We started the process of getting this and getting that. At about 9.30p.m. when all was set for the surgery, we were told that an x-ray had not been done. She was wheeled back to the x-ray room where I confronted the Professor in charge. His explanation was plausible. Except cases are referred to him, he cannot do an x-ray. Finally, the x-ray was done and at this time we were only interested in saving the life of the lady. Her baby we suspected was gone. Her little cries of ‘I want my life’, made it imperative for some action to take place. Surgery intervention finally took place at about 12 midnight. My little Christian sister lost both her right limb and her eight month pregnancy.

My position is that in LUTH the simple routines and procedures expected have been compromised. Nobody is in charge. No doubt, the consultants and doctors are efficient. In their private clinics, they do very well. LUTH is currently a carcass of itself. This is not the LUTH that the wife of a Head of State patronised when she was going to have her baby in the 1970s. The equipment is obsolete. LUTH is a danger to health care. The entire institution is a mortuary. Death smells around the wards. In the Modular Theatre, referred to as one of the best in the country, surgery could not take place there because there was no back up to power supply. Most of our colleagues we discussed the matter with simply agreed that the place needs to be overhauled. The concept of management currently in place should go. Who will overhaul LUTH?

Indeed LUTH is a victim of the corruption which has steadily crept into the country. The Obasanjo administration announced and launched new equipment for LUTH with fanfare. As we have found out, it was a fluke. None of those items deserves to be called modern. They were second hand, or Tokunboh bought for the purpose of making money for the boys.

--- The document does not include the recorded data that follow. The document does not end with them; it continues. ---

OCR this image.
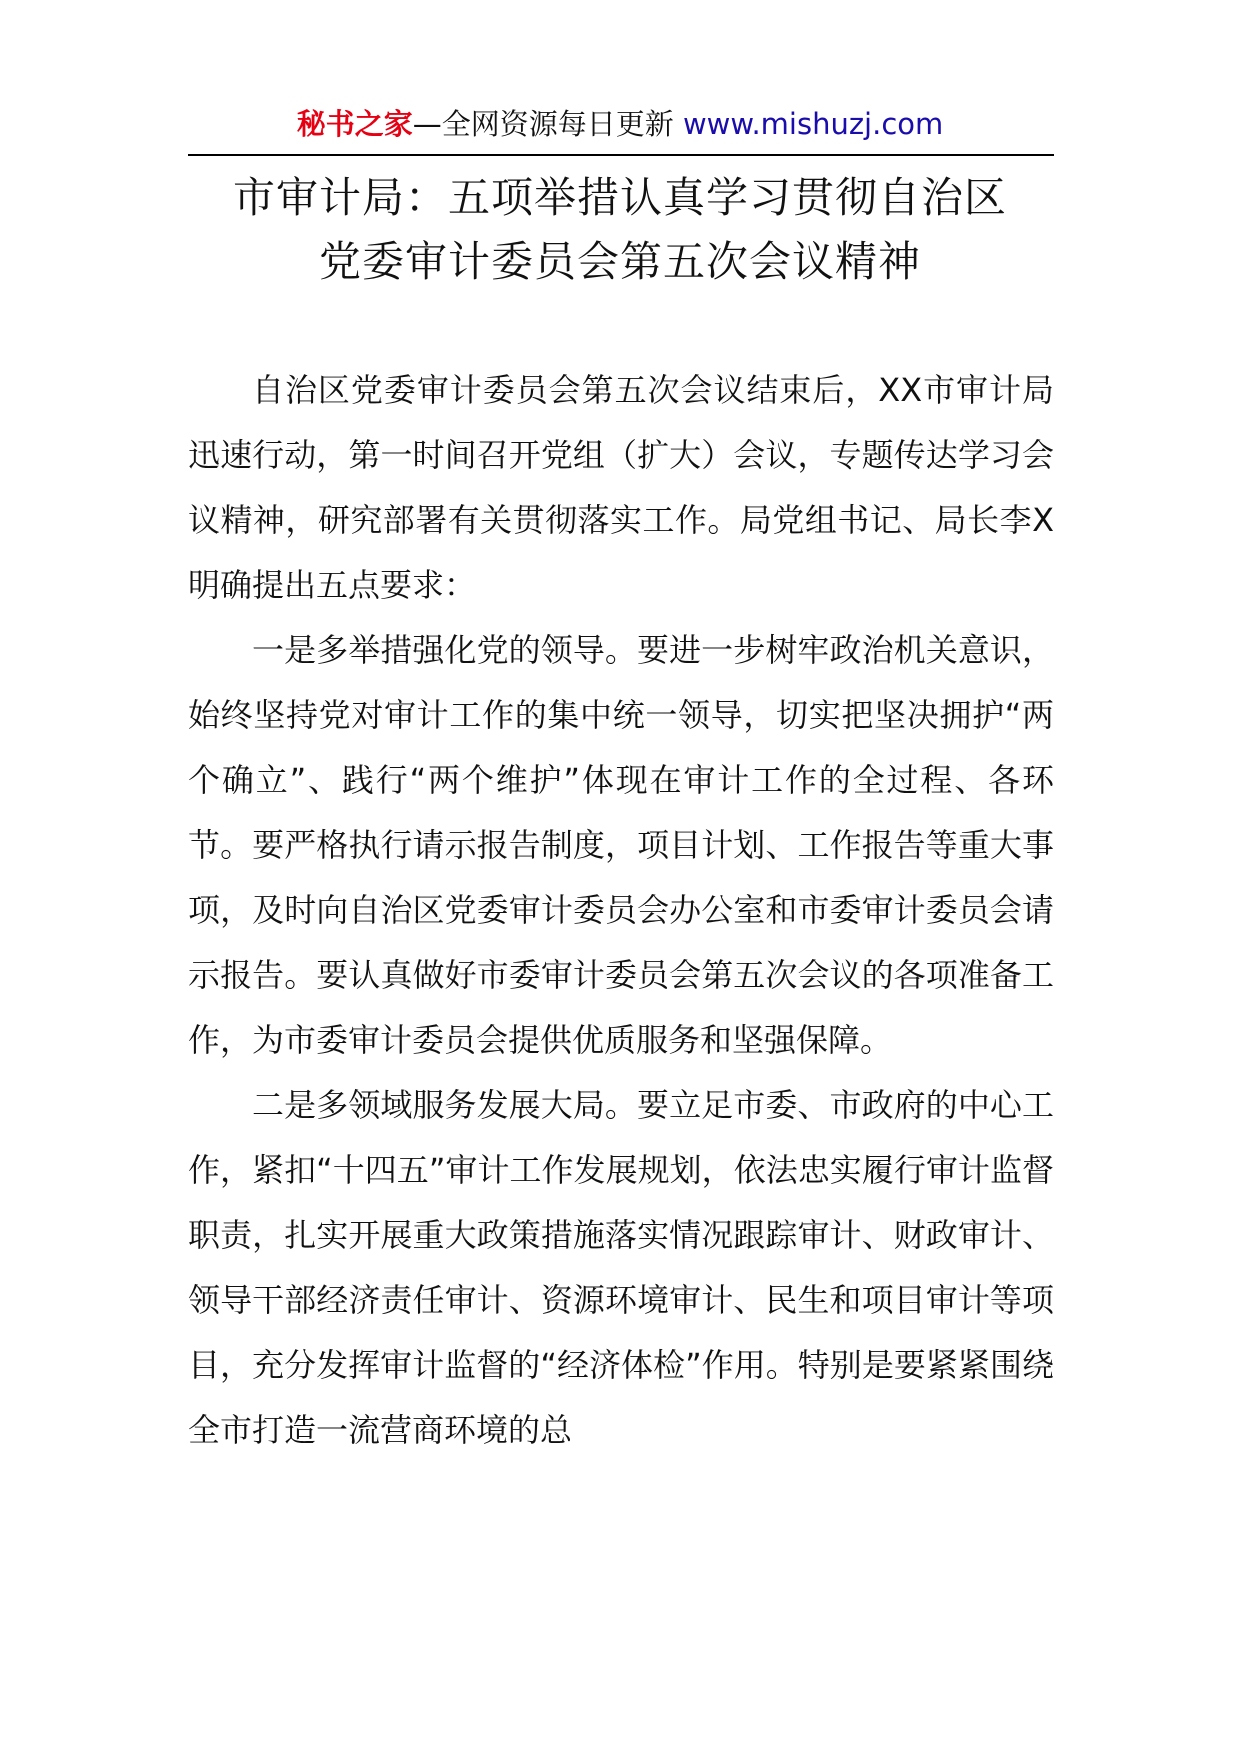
秘书之家—全网资源每日更新 www.mishuzj.com
市审计局：五项举措认真学习贯彻自治区
党委审计委员会第五次会议精神

自治区党委审计委员会第五次会议结束后，XX市审计局迅速行动，第一时间召开党组（扩大）会议，专题传达学习会议精神，研究部署有关贯彻落实工作。局党组书记、局长李X明确提出五点要求：

一是多举措强化党的领导。要进一步树牢政治机关意识，始终坚持党对审计工作的集中统一领导，切实把坚决拥护“两个确立”、践行“两个维护”体现在审计工作的全过程、各环节。要严格执行请示报告制度，项目计划、工作报告等重大事项，及时向自治区党委审计委员会办公室和市委审计委员会请示报告。要认真做好市委审计委员会第五次会议的各项准备工作，为市委审计委员会提供优质服务和坚强保障。

二是多领域服务发展大局。要立足市委、市政府的中心工作，紧扣“十四五”审计工作发展规划，依法忠实履行审计监督职责，扎实开展重大政策措施落实情况跟踪审计、财政审计、领导干部经济责任审计、资源环境审计、民生和项目审计等项目，充分发挥审计监督的“经济体检”作用。特别是要紧紧围绕全市打造一流营商环境的总
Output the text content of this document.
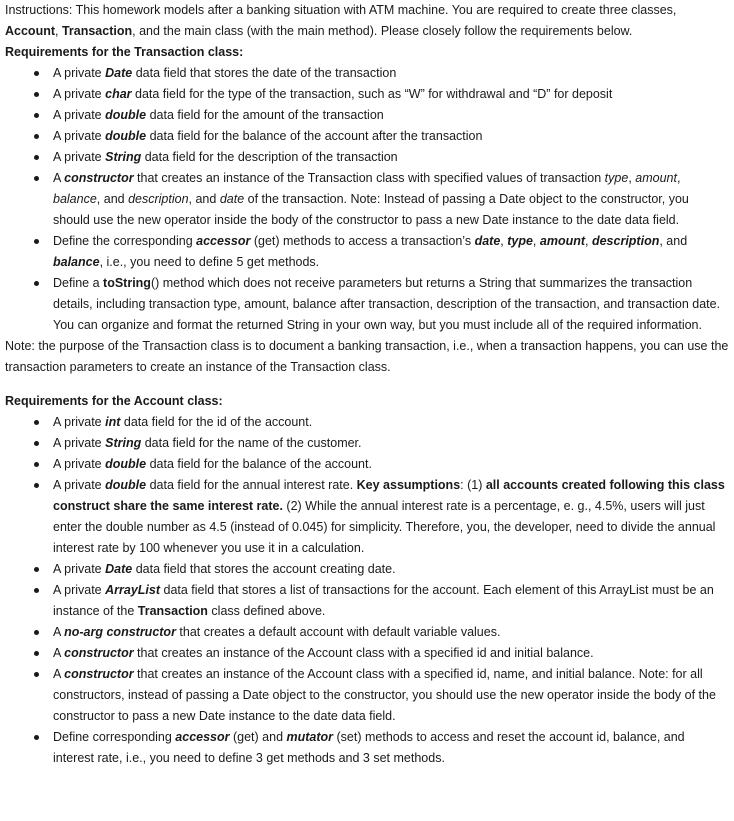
Instructions: This homework models after a banking situation with ATM machine. You are required to create three classes, Account, Transaction, and the main class (with the main method). Please closely follow the requirements below.

Requirements for the Transaction class:

A private Date data field that stores the date of the transaction
A private char data field for the type of the transaction, such as “W” for withdrawal and “D” for deposit
A private double data field for the amount of the transaction
A private double data field for the balance of the account after the transaction
A private String data field for the description of the transaction
A constructor that creates an instance of the Transaction class with specified values of transaction type, amount, balance, and description, and date of the transaction. Note: Instead of passing a Date object to the constructor, you should use the new operator inside the body of the constructor to pass a new Date instance to the date data field.
Define the corresponding accessor (get) methods to access a transaction’s date, type, amount, description, and balance, i.e., you need to define 5 get methods.
Define a toString() method which does not receive parameters but returns a String that summarizes the transaction details, including transaction type, amount, balance after transaction, description of the transaction, and transaction date. You can organize and format the returned String in your own way, but you must include all of the required information.

Note: the purpose of the Transaction class is to document a banking transaction, i.e., when a transaction happens, you can use the transaction parameters to create an instance of the Transaction class.

Requirements for the Account class:

A private int data field for the id of the account.
A private String data field for the name of the customer.
A private double data field for the balance of the account.
A private double data field for the annual interest rate. Key assumptions: (1) all accounts created following this class construct share the same interest rate. (2) While the annual interest rate is a percentage, e. g., 4.5%, users will just enter the double number as 4.5 (instead of 0.045) for simplicity. Therefore, you, the developer, need to divide the annual interest rate by 100 whenever you use it in a calculation.
A private Date data field that stores the account creating date.
A private ArrayList data field that stores a list of transactions for the account. Each element of this ArrayList must be an instance of the Transaction class defined above.
A no-arg constructor that creates a default account with default variable values.
A constructor that creates an instance of the Account class with a specified id and initial balance.
A constructor that creates an instance of the Account class with a specified id, name, and initial balance. Note: for all constructors, instead of passing a Date object to the constructor, you should use the new operator inside the body of the constructor to pass a new Date instance to the date data field.
Define corresponding accessor (get) and mutator (set) methods to access and reset the account id, balance, and interest rate, i.e., you need to define 3 get methods and 3 set methods.
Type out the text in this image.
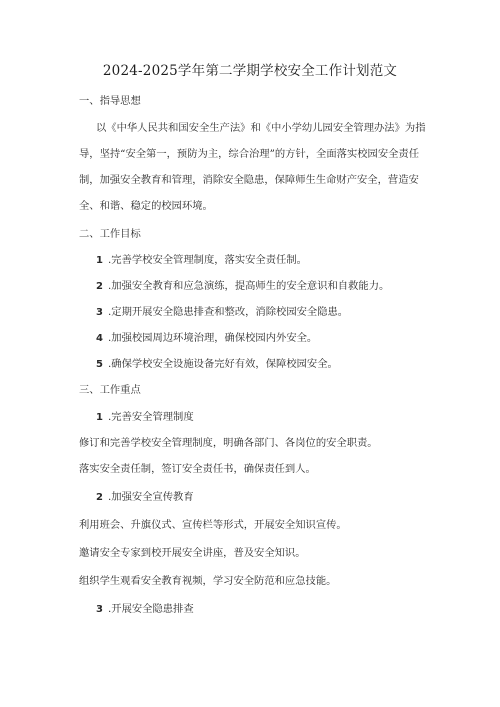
2024-2025学年第二学期学校安全工作计划范文
一、指导思想
以《中华人民共和国安全生产法》和《中小学幼儿园安全管理办法》为指
导，坚持“安全第一，预防为主，综合治理”的方针，全面落实校园安全责任
制，加强安全教育和管理，消除安全隐患，保障师生生命财产安全，营造安
全、和谐、稳定的校园环境。
二、工作目标
1 .完善学校安全管理制度，落实安全责任制。
2 .加强安全教育和应急演练，提高师生的安全意识和自救能力。
3 .定期开展安全隐患排查和整改，消除校园安全隐患。
4 .加强校园周边环境治理，确保校园内外安全。
5 .确保学校安全设施设备完好有效，保障校园安全。
三、工作重点
1 .完善安全管理制度
修订和完善学校安全管理制度，明确各部门、各岗位的安全职责。
落实安全责任制，签订安全责任书，确保责任到人。
2 .加强安全宣传教育
利用班会、升旗仪式、宣传栏等形式，开展安全知识宣传。
邀请安全专家到校开展安全讲座，普及安全知识。
组织学生观看安全教育视频，学习安全防范和应急技能。
3 .开展安全隐患排查
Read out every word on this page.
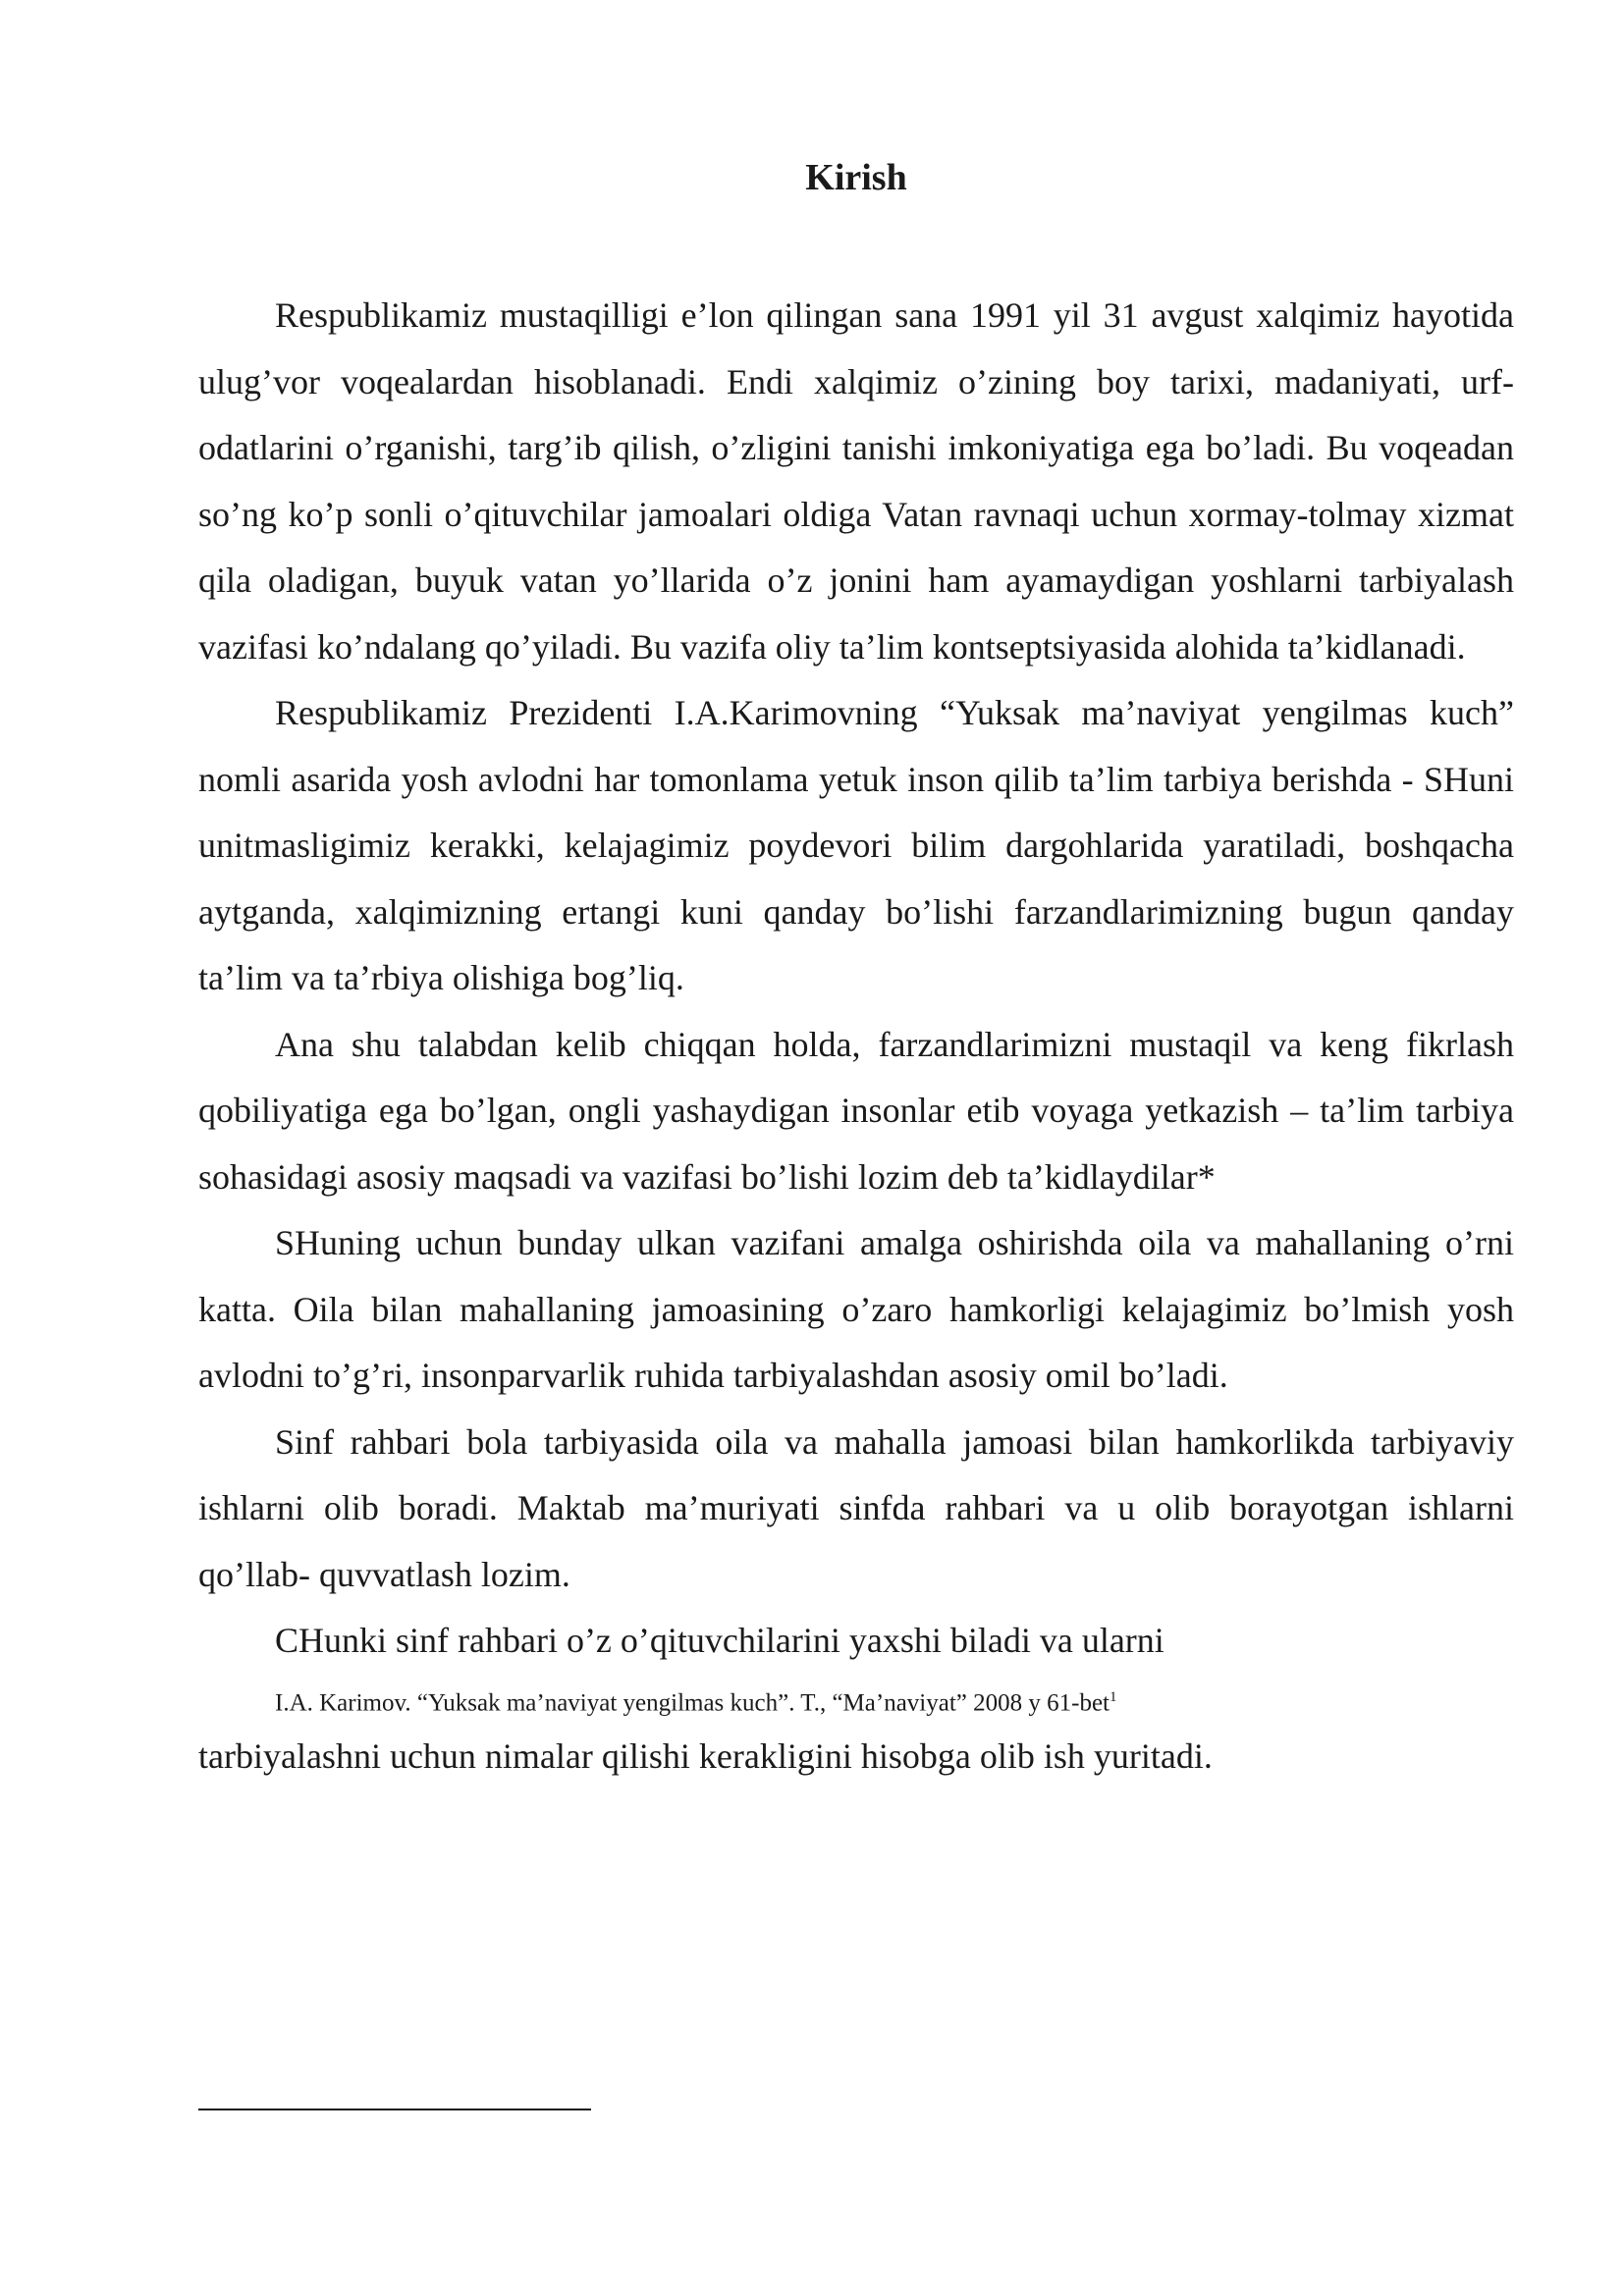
Kirish

Respublikamiz mustaqilligi e’lon qilingan sana 1991 yil 31 avgust xalqimiz hayotida ulug’vor voqealardan hisoblanadi. Endi xalqimiz o’zining boy tarixi, madaniyati, urf-odatlarini o’rganishi, targ’ib qilish, o’zligini tanishi imkoniyatiga ega bo’ladi. Bu voqeadan so’ng ko’p sonli o’qituvchilar jamoalari oldiga Vatan ravnaqi uchun xormay-tolmay xizmat qila oladigan, buyuk vatan yo’llarida o’z jonini ham ayamaydigan yoshlarni tarbiyalash vazifasi ko’ndalang qo’yiladi. Bu vazifa oliy ta’lim kontseptsiyasida alohida ta’kidlanadi.

Respublikamiz Prezidenti I.A.Karimovning “Yuksak ma’naviyat yengilmas kuch” nomli asarida yosh avlodni har tomonlama yetuk inson qilib ta’lim tarbiya berishda - SHuni unitmasligimiz kerakki, kelajagimiz poydevori bilim dargohlarida yaratiladi, boshqacha aytganda, xalqimizning ertangi kuni qanday bo’lishi farzandlarimizning bugun qanday ta’lim va ta’rbiya olishiga bog’liq.

Ana shu talabdan kelib chiqqan holda, farzandlarimizni mustaqil va keng fikrlash qobiliyatiga ega bo’lgan, ongli yashaydigan insonlar etib voyaga yetkazish – ta’lim tarbiya sohasidagi asosiy maqsadi va vazifasi bo’lishi lozim deb ta’kidlaydilar*

SHuning uchun bunday ulkan vazifani amalga oshirishda oila va mahallaning o’rni katta. Oila bilan mahallaning jamoasining o’zaro hamkorligi kelajagimiz bo’lmish yosh avlodni to’g’ri, insonparvarlik ruhida tarbiyalashdan asosiy omil bo’ladi.

Sinf rahbari bola tarbiyasida oila va mahalla jamoasi bilan hamkorlikda tarbiyaviy ishlarni olib boradi. Maktab ma’muriyati sinfda rahbari va u olib borayotgan ishlarni qo’llab- quvvatlash lozim.

CHunki sinf rahbari o’z o’qituvchilarini yaxshi biladi va ularni

I.A. Karimov. “Yuksak ma’naviyat yengilmas kuch”. T., “Ma’naviyat” 2008 y 61-bet$^1$

tarbiyalashni uchun nimalar qilishi kerakligini hisobga olib ish yuritadi.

LUTH needs to be thoroughly reorganised, re-structured, re-ordered. A new management that can enforce its rules should be put in place. If a patient comes in at 10 a.m. and does not receive attention until 4p.m., somebody should be penalised for it. This should be routine as it is in the medical profession. We do not need to report to SERVICOM for nurses and doctors to do their jobs. Most of the nurses are so indifferent to patients that I wonder where they were trained. During my last visit to the female surgical ward there was a breast cancer patient who kept howling for the duration of my visit. The nurse kept passing her by. I was told that she had been in that condition for three days. Where has the human spirit gone in LUTH?

The Minister of Health or the Federal Executive Council ought to intervene directly in LUTH. Management is practically dead in the place. Most of the consultants are first rate when they have to work outside LUTH. However, they work in an environment that lacks the basic tools. They cannot perform magic. Sadly, the available equipment is not efficiently utilised. This is the crux of the matter. There is too much indifference in the place. Too many patients die from lack of care and attention. Too many people are dissatisfied with working conditions.

It is very easy to give explanations and rationalise our inadequacies. I expect that LUTH would soon issue a rejoinder claming that its facilities are excellent and that staff are doing their best. But the truth is that no one who has the means takes his relation to LUTH. They simply go abroad. Perhaps this is at the core of the problem. The people who are in power do not patronise the hospital. German and American hospitals wait for them. Even our President has no faith in LUTH. But is a turn-around of LUTH not possible that would make the First Citizen of the country patronise it when next he is ill? With the necessary will, it is possible. This is all I ask for so that another young lady or man would not lose precious life or limb or both.